Acariciaba María la cabeza de José, que acababa de sentarse, y los dos sonreían al niño que intuía ya que entre aquellos que lo miraban había acuerdos dignos de confianza. Se ladeó José, y de una abertura del sayo que lo cubría, sacó una figura de madera que le ofreció a su hijo.

–¡El camello de don Melchor! –gritó entonces Jesús. Y de un salto, se puso encima de su padre y lo abrazó con fuerza. María acariciaba las dos cabezas juntas y dejaba al pasar una memoria de harina sobre el pelo, como una nevada inocente.

–Y ahora no vuelvas a perderlo –advirtió el carpintero.

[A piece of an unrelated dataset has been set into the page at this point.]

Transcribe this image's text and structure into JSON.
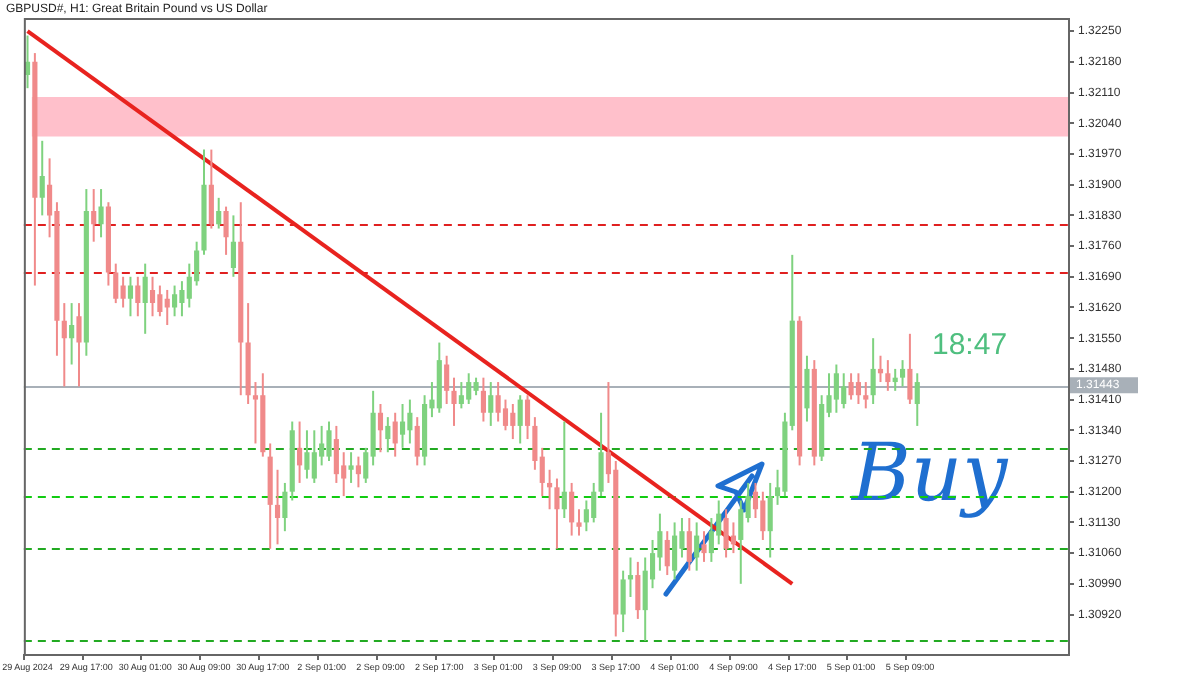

Pero el niño ya se arrastraba por el suelo llamando al gato para que viniera a ver el regalo. Y vino como suelen venir los de su especie, saliendo de una sombra, progresando a pasos cortos y algo misteriosos, desconfiando del aire. Acercó el hocico a la figura que le tendía el niño y lo último que se vio, antes de que María cambiara de sitio la luz vacilante de la vela, fue la lengua del gato saludando muy respetuosamente al camello de don Melchor.

Pasos perdidos

 

Recibiendo el último sol del verano, que los visillos de doña Nieves distraían sobre la mesa, estaba el viejo cuaderno del historiador. Y visto así, ahora que volvíamos conmovidos y llenos de memoria del cementerio, costaba poco seguir proponiendo milagros de los que le gustaban a don Delmiro. Acaso el último era que la tarde, para despedirlo, había puesto un velo de encajes luminosos sobre su obra.